Thanks also to London artist James Wood, for supplying a monthly drawing for the home page of our website. His first drawing, which really is a visual poem, is on the home page now. New drawings will replace old about mid-month.
A special thank you to my great friend Carl Lapp, for his tremendous help making decisions, and so much more. Carl didn’t know it before I said this, but he’s now the newest member of our organizing committee. (To which he pumped his arms in the air, so even without his help I obviously made the right decision here.)

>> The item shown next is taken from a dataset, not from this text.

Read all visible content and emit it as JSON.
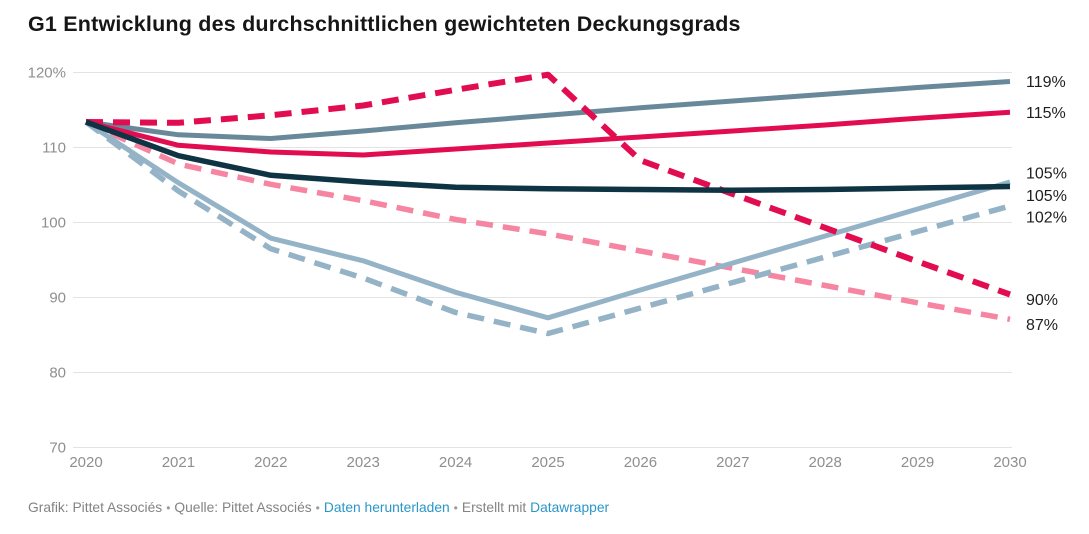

(I said to Carl on the phone, after a long, rambling conversation, “When we’ve gotten to our age, we’ve not only experienced a lot of different things, but just from so much thinking we’ve kind of absorbed the workings of the world, haven’t we Carl?” to which he responded, “Yes, and the open mic is the world in microcosm.”) !!!!.
And lastly a big smooshy kiss of a thank you goes to the lady sitting at the book table at the back, my wife Linda Burfield, who is more important to London Open Mic than anyone knows. To read off, point by point, everything she’s done and supplied, physically and emotionally, would take far too long, so I won’t. She is the support every vital organization needs.
And then at the end I said thank you, everybody, for coming. You’re what it’s all about.
Oh, one more thing. Today is also somebody’s birthday. Happy 77th to Roy MacDonald. He’s going to be our next featured poet, on Oct. 1st. If you want to be truly astonished by a poetry reading, make sure you come to hear Roy.